Pelo que se vê, Jorge Lourenço não tem dúvidas que o projeto da Rota da EN2 trará muitos benefícios para a Sertã, assim se saiba tirar proveito a nível local, por exemplo, “cativando e dando uma boa recetividade aos que aqui param e acho que isso tem sido feito”, diz. “Estamos no interior com boas acessibilidades e será um concelho bafejado pela sorte e até, mais tarde, com pessoas interessadas em aqui se fixarem”, acredita, até porque “tudo isto é um encadear de situações”, remata.

Um futuro que se avizinha otimista

A expectativa é muita para ver como se comportam, tudo e todos, numa próxima vaga de turismo da N2.

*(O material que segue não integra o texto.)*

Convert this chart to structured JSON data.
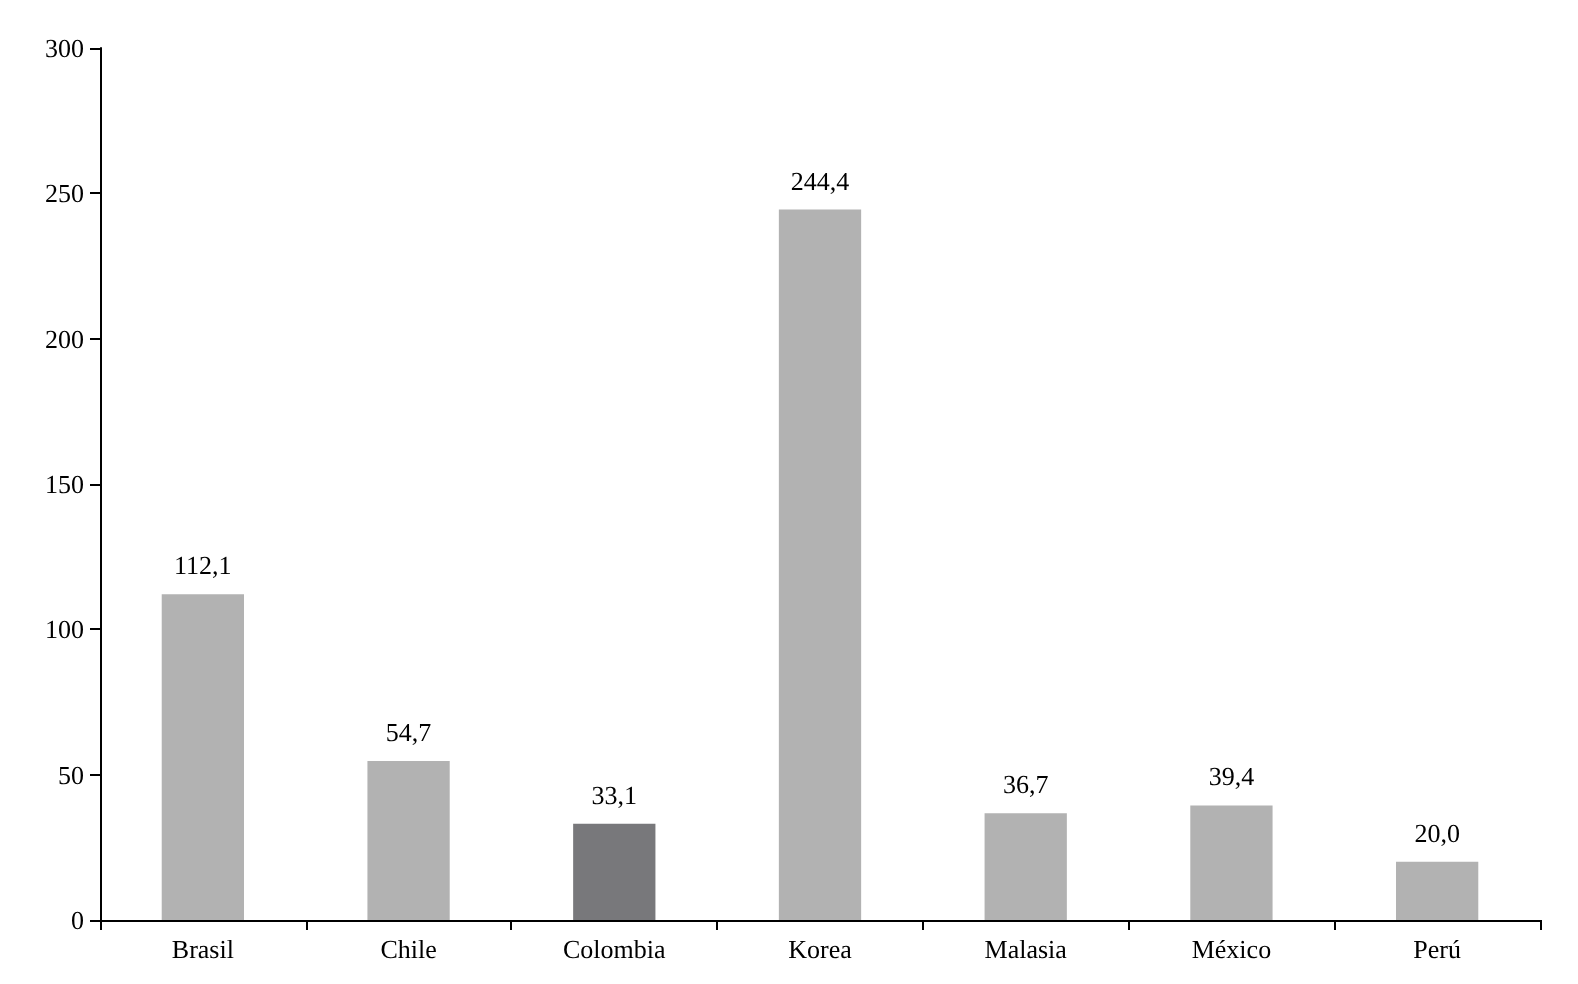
{
  "chart_data": {
    "type": "bar",
    "categories": [
      "Brasil",
      "Chile",
      "Colombia",
      "Korea",
      "Malasia",
      "México",
      "Perú"
    ],
    "values": [
      112.1,
      54.7,
      33.1,
      244.4,
      36.7,
      39.4,
      20.0
    ],
    "colors": [
      "#b2b2b2",
      "#b2b2b2",
      "#78787b",
      "#b2b2b2",
      "#b2b2b2",
      "#b2b2b2",
      "#b2b2b2"
    ],
    "value_labels": [
      "112,1",
      "54,7",
      "33,1",
      "244,4",
      "36,7",
      "39,4",
      "20,0"
    ],
    "ylim": [
      0,
      300
    ],
    "yticks": [
      0,
      50,
      100,
      150,
      200,
      250,
      300
    ],
    "grid": false
  }
}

A nossa viagem pela EN2 termina por aqui. Nunca será um fim, até porque haverá sempre muito e muitos para dar a conhecer neste concelho situado ao quilómetro 345.

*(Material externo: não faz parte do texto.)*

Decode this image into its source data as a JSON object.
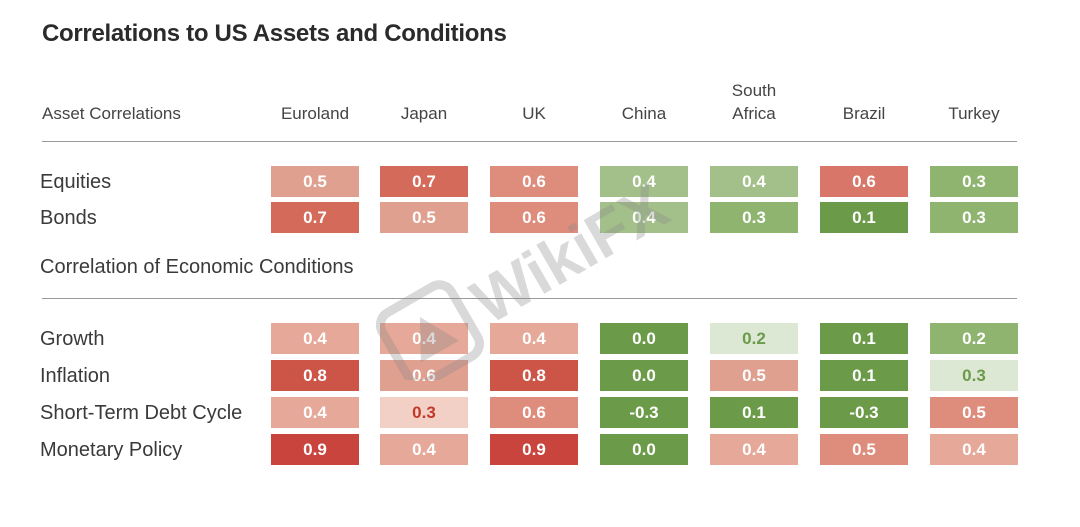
{
  "chart_data": {
    "type": "heatmap",
    "title": "Correlations to US Assets and Conditions",
    "columns_label": "Asset Correlations",
    "columns": [
      {
        "l1": "",
        "l2": "Euroland"
      },
      {
        "l1": "",
        "l2": "Japan"
      },
      {
        "l1": "",
        "l2": "UK"
      },
      {
        "l1": "",
        "l2": "China"
      },
      {
        "l1": "South",
        "l2": "Africa"
      },
      {
        "l1": "",
        "l2": "Brazil"
      },
      {
        "l1": "",
        "l2": "Turkey"
      }
    ],
    "sections": [
      {
        "label": "",
        "rows": [
          {
            "label": "Equities",
            "values": [
              "0.5",
              "0.7",
              "0.6",
              "0.4",
              "0.4",
              "0.6",
              "0.3"
            ]
          },
          {
            "label": "Bonds",
            "values": [
              "0.7",
              "0.5",
              "0.6",
              "0.4",
              "0.3",
              "0.1",
              "0.3"
            ]
          }
        ]
      },
      {
        "label": "Correlation of Economic Conditions",
        "rows": [
          {
            "label": "Growth",
            "values": [
              "0.4",
              "0.4",
              "0.4",
              "0.0",
              "0.2",
              "0.1",
              "0.2"
            ]
          },
          {
            "label": "Inflation",
            "values": [
              "0.8",
              "0.6",
              "0.8",
              "0.0",
              "0.5",
              "0.1",
              "0.3"
            ]
          },
          {
            "label": "Short-Term Debt Cycle",
            "values": [
              "0.4",
              "0.3",
              "0.6",
              "-0.3",
              "0.1",
              "-0.3",
              "0.5"
            ]
          },
          {
            "label": "Monetary Policy",
            "values": [
              "0.9",
              "0.4",
              "0.9",
              "0.0",
              "0.4",
              "0.5",
              "0.4"
            ]
          }
        ]
      }
    ],
    "colors": [
      [
        "#e0a090",
        "#d46a5a",
        "#de8c7c",
        "#a3c08a",
        "#a3c08a",
        "#d8766a",
        "#8fb470"
      ],
      [
        "#d46a5a",
        "#e0a090",
        "#de8c7c",
        "#a3c08a",
        "#8fb470",
        "#6b9a48",
        "#8fb470"
      ],
      [
        "#e6a898",
        "#e6a898",
        "#e6a898",
        "#6b9a48",
        "#dde8d4",
        "#6b9a48",
        "#8fb470"
      ],
      [
        "#cc5548",
        "#e0a090",
        "#cc5548",
        "#6b9a48",
        "#e0a090",
        "#6b9a48",
        "#dde8d4"
      ],
      [
        "#e6a898",
        "#f2d0c6",
        "#de8c7c",
        "#6b9a48",
        "#6b9a48",
        "#6b9a48",
        "#de8c7c"
      ],
      [
        "#c8443c",
        "#e6a898",
        "#c8443c",
        "#6b9a48",
        "#e6a898",
        "#de8c7c",
        "#e6a898"
      ]
    ]
  },
  "watermark": {
    "text": "WikiFX"
  }
}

Nestes tantos quilómetros de montanhas que rasgam o céu e de vales que se deixam engolir numa paisagem que difere a cada passo, a cada pedalada, existem riachos escondidos e vastos espelhos de água, lugarejos perdidos e cidades ricas em património. Existe, acima de tudo um território de gente, autêntica, verdadeira e guardiã de saberes ancestrais, pronta para receber qualquer um de braços abertos.

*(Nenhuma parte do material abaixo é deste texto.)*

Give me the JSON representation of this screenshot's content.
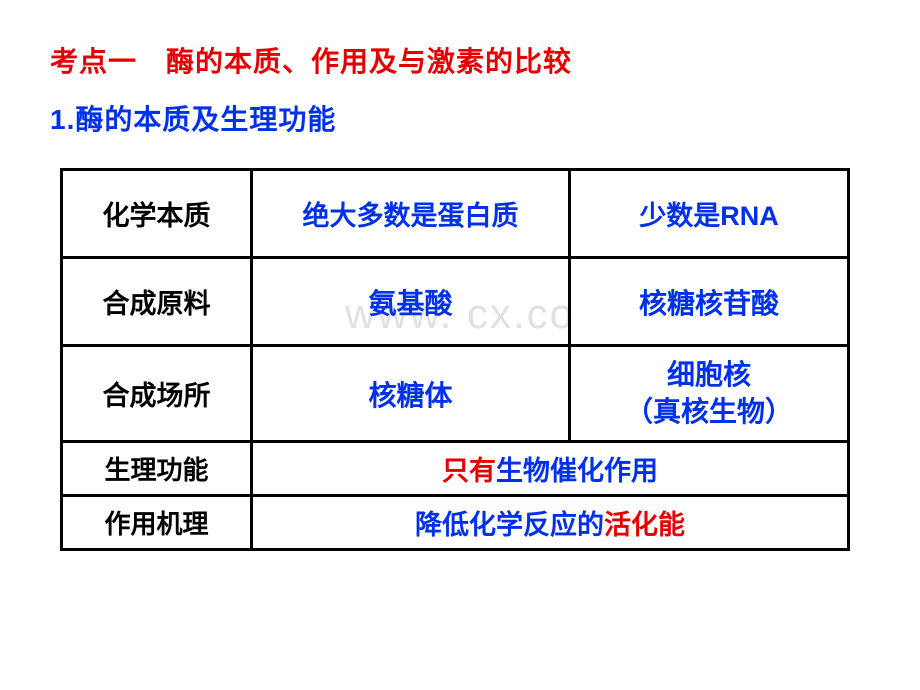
{
  "heading1": "考点一　酶的本质、作用及与激素的比较",
  "heading2": "1.酶的本质及生理功能",
  "watermark": "www.       cx.co",
  "table": {
    "rows": [
      {
        "label": "化学本质",
        "cell2": "绝大多数是蛋白质",
        "cell3": "少数是RNA"
      },
      {
        "label": "合成原料",
        "cell2": "氨基酸",
        "cell3": "核糖核苷酸"
      },
      {
        "label": "合成场所",
        "cell2": "核糖体",
        "cell3_a": "细胞核",
        "cell3_b": "（真核生物）"
      },
      {
        "label": "生理功能",
        "red": "只有",
        "rest": "生物催化作用"
      },
      {
        "label": "作用机理",
        "pre": "降低化学反应的",
        "red": "活化能"
      }
    ]
  }
}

Ao longo desta viagem, percebemos uma outra mensagem, a de que “Deus quer, o homem sonha, a obra nasce”, já o dizia Fernando Pessoa que haveria ainda de dizer que “Tudo vale a pena/Se a alma não é pequena”.
Este é, portanto, um projeto que tem valido a pena e demonstrado que a vontade do homem, aliada ao sonho, faz com que a obra da EN2, que nasceu para ajudar a desenvolver o país, continue agora, com o intuito turístico, a expandir negócios e a trazer riqueza ao território.
Nesta mensagem, que não é a de Pessoa, podemos continuar a ler que esta “É a Hora”, a hora da EN2.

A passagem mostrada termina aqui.